Nneka, elle, n’a jamais voulu écouter ses amis nigérians lorsqu’elle est rentrée vivre à Lagos l’an dernier. «Ils m’avaient dit : « Nneka, tu ne peux pas rouler avec cette poubelle ! Personne ne va te prendre au sérieux! » Mais je m’en fiche, je fais de la musique, pas de la représentation. Et je l’aime bien ma vieille voiture… Enfin, je l’aimais bien !» La batterie est morte. Ou c’est peut-être le joint de culasse. Au bord d’une rue encombrée de Victoria Island, autre quartier riche de Lagos, Nneka Egbuna attend un dépanneur. La chanteuse pop multiplie les tournées. Elle s’est produite plusieurs fois sur des grandes scènes parisiennes et sera à l’affiche de nombreux festivals cet été, en France et en Europe.

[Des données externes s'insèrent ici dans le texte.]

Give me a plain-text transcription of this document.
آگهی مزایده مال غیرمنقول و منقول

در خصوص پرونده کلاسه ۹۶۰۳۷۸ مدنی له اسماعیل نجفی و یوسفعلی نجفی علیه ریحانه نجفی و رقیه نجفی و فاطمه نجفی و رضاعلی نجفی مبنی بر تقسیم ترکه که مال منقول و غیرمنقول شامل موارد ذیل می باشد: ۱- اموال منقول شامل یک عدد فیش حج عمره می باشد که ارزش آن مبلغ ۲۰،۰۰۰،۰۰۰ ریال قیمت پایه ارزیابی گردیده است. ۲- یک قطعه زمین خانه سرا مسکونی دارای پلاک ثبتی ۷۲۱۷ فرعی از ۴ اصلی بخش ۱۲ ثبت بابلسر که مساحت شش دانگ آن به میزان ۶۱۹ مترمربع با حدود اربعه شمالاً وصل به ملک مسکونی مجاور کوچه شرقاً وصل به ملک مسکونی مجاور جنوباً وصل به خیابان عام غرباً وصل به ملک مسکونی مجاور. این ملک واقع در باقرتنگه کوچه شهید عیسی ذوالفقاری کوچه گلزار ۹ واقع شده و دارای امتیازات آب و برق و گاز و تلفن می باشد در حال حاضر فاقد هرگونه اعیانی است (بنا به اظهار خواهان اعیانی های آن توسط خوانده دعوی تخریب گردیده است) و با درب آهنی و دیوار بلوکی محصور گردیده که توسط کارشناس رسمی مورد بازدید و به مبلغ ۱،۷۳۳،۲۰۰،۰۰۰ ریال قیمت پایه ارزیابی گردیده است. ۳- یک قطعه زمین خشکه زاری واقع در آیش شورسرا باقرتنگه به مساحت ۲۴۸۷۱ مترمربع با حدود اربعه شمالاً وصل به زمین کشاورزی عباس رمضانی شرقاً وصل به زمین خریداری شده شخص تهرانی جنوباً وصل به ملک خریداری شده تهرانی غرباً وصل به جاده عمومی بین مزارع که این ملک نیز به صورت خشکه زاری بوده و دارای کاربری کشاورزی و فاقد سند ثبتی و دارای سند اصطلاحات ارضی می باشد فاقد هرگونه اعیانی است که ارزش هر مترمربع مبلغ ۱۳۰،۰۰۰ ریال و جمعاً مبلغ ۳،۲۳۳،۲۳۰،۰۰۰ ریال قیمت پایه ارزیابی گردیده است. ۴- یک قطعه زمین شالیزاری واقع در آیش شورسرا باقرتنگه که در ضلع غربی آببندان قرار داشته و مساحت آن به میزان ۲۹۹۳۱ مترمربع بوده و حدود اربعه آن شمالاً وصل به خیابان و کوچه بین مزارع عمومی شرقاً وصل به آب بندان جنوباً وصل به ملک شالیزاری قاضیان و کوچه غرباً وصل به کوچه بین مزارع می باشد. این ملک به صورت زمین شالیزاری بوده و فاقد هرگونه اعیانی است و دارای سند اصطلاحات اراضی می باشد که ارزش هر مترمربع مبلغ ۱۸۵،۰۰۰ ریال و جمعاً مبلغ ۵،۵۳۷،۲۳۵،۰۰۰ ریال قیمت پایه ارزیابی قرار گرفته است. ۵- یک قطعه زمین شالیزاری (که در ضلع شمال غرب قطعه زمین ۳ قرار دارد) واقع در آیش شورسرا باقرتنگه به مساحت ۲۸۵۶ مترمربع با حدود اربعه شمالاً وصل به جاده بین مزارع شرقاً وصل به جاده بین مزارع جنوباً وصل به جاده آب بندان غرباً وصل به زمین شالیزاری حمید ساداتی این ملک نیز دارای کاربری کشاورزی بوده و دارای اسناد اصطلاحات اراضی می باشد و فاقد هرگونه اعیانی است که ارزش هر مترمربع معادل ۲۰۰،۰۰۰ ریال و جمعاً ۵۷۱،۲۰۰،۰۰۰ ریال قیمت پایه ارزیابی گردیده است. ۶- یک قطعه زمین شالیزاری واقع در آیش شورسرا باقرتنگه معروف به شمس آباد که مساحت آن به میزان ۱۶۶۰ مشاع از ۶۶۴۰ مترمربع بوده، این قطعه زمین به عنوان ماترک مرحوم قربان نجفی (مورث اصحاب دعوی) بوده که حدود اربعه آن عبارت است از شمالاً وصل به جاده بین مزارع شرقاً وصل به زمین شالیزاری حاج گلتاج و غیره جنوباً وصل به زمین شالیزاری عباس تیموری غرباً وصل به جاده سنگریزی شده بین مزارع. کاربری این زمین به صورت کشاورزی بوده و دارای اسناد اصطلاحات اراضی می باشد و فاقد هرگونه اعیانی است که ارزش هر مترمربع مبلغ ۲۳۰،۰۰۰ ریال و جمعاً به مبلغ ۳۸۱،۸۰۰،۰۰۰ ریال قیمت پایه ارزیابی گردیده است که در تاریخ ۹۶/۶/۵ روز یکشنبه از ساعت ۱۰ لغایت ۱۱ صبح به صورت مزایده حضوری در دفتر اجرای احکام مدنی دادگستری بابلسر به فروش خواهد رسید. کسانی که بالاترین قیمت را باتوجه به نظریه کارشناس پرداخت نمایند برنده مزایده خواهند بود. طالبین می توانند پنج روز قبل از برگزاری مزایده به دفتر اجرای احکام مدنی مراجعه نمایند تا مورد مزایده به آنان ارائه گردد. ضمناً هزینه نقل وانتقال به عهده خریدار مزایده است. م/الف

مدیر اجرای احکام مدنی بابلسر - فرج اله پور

Celle que l’on compare à Lauryn Hill, chanteuse des Fugees dans les années 90, participe aussi à Dernier Appel, le nouvel album de Tiken Jah Fakoly, leader du mouvement reggae en Afrique. Mais au Nigeria, son pays natal, rien. Du moins au début : «Quand CNN et la BBC ont parlé de moi, là, on a commencé à s’intéresser à ma musique… C’est grave ! En fait, il faut vendre son cœur, son esprit et ce en quoi tu crois pour avoir de l’importance ici !»

Forte de sa reconnaissance internationale et admiratrice du père de l’afrobeat, Nneka a décidé de reprendre le VIP de Fela Kuti lors d’un festival de musique dans le Delta, dans l’est du pays. Une région d’où sont extraits tout le pétrole et toute la richesse du Nigeria. «Ça me rendait dingue qu’aucun artiste du festival ne fasse allusion à ce qui se passe dans le pays. A cette corruption qui gangrène toute la société», se souvient-elle. Mais alors qu’elle faisait chanter Vagabonds in Power à une foule de milliers de personnes, les services de sécurité sont venus arrêter son batteur sur scène. Elle était allée trop loin. Nneka a stoppé son concert et elle est rentrée à Lagos. Là où l’on dépense ses pétronairas.

A Sip, sur Victoria Island, les coupes se vident. Les fausses chaînes en or et les fesses se balancent avec moins d’endurance. Un homme en tee-shirt noir moulant jette un coup d’œil sur les happy few de la soirée. Sur sa casquette, une inscription en faux diamants scintille : «God Bless VIP». Olumede, épuisé par sa bouteille de Hennessy et par la musique assommante, trinque à la santé du révolutionnaire cubain : «Le Che s’est battu pour nous. Pour qu’on puisse être là.» Dans le carré VIP d’une boîte de nuit, un samedi soir, à Lagos.

Article par Sophie Bouillon, correspondante de Libération à Lagos, datant du 1er juillet 2014.